Et quand le commercial ne passe pas tous les mois, il reste toujours l’entretien annuel où généralement le consultant négocie son augmentation face à cette même personne qui ne l’a presque pas vu, rien d’idéal !

Le nombre de consultants insatisfaits de leur SSII et de leur relation avec leur commercial est très fréquent, et cela ne touche pas seulement les salariés, les consultants indépendants sont aussi impactés par les mauvaises SSII : contractualisation de la mission en retard, retard de paiement de factures, mensonge sur la tarification, il semblerait que certaines boîtes n’aient pas comme priorité d’établir une relation de confiance avec les personnes avec qui elles travaillent.

Et c’est justement toutes ces pratiques malhonnêtes à répétition qui finissent par détruire la confiance qu’on peut avoir envers une SSII. J’ai récemment entendu un freelance se plaindre de son intermediaire qui l’a payé avec 5 mois de retard ! Si un jour cette même société me solicite pour une mission je me rappelerai que je risque de devoir me battre pour mon dû, autant de galères que je souhaiterai éviter et qui feront que je n’irai pas bosser avec ce genre de boîtes ni les recommander à d’autres.

C’est impressionnant ce que peuvent être amenées à faire certaines SSII quand il s’agit de grapiller quelques euros (surêment dû au marché très concurrentiel du secteur), mais il me semble évident qu’en étant malhonnête avec les personnes qui vous ramènent de l’argent (salariés ou independants) certaines SSII perdront la confiance qu’on leur porte et mourront d’elles-mêmes.

Le modèle actuel des SSII a réussi à créer deux camps (les consultants contre les commerciaux) qui s’affrontent alors qu’ils devraient collaborer.

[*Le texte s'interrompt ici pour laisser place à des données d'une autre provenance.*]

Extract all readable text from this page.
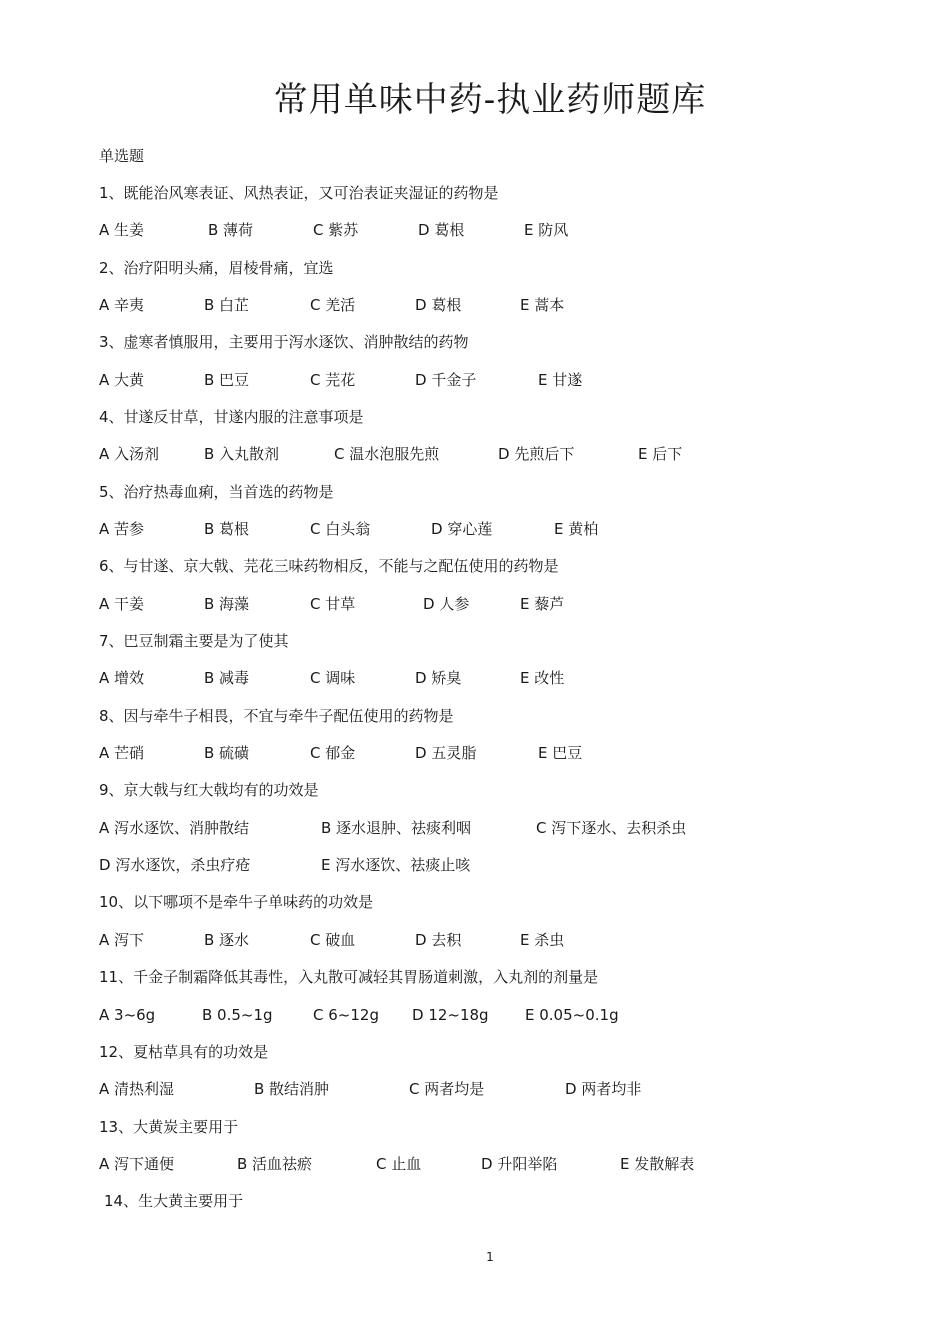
常用单味中药-执业药师题库
单选题
1、既能治风寒表证、风热表证，又可治表证夹湿证的药物是
A 生姜	B 薄荷	C 紫苏	D 葛根	E 防风
2、治疗阳明头痛，眉棱骨痛，宜选
A 辛夷	B 白芷	C 羌活	D 葛根	E 蒿本
3、虚寒者慎服用，主要用于泻水逐饮、消肿散结的药物
A 大黄	B 巴豆	C 芫花	D 千金子	E 甘遂
4、甘遂反甘草，甘遂内服的注意事项是
A 入汤剂	B 入丸散剂	C 温水泡服先煎	D 先煎后下	E 后下
5、治疗热毒血痢，当首选的药物是
A 苦参	B 葛根	C 白头翁	D 穿心莲	E 黄柏
6、与甘遂、京大戟、芫花三味药物相反，不能与之配伍使用的药物是
A 干姜	B 海藻	C 甘草	D 人参	E 藜芦
7、巴豆制霜主要是为了使其
A 增效	B 减毒	C 调味	D 矫臭	E 改性
8、因与牵牛子相畏，不宜与牵牛子配伍使用的药物是
A 芒硝	B 硫磺	C 郁金	D 五灵脂	E 巴豆
9、京大戟与红大戟均有的功效是
A 泻水逐饮、消肿散结	B 逐水退肿、祛痰利咽	C 泻下逐水、去积杀虫
D 泻水逐饮，杀虫疗疮	E 泻水逐饮、祛痰止咳
10、以下哪项不是牵牛子单味药的功效是
A 泻下	B 逐水	C 破血	D 去积	E 杀虫
11、千金子制霜降低其毒性，入丸散可减轻其胃肠道刺激，入丸剂的剂量是
A 3~6g	B 0.5~1g	C 6~12g D 12~18g E 0.05~0.1g
12、夏枯草具有的功效是
A 清热利湿	B 散结消肿	C 两者均是	D 两者均非
13、大黄炭主要用于
A 泻下通便	B 活血祛瘀	C 止血	D 升阳举陷	E 发散解表
14、生大黄主要用于
1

Les mauvaises SSII contribuent à cultiver cette division au sein même de leur structure et généralement ce sont les même noms qu’on retrouve lorsqu’un freelance raconte une mauvaise expérience. Combien de temps ces boîtes aux méthodes limites pourront-elles tenir ?

PS : je ne dis pas que les mauvais consultants n’existent pas, mais je n’ai pas pu avoir le point de vu de commerciaux.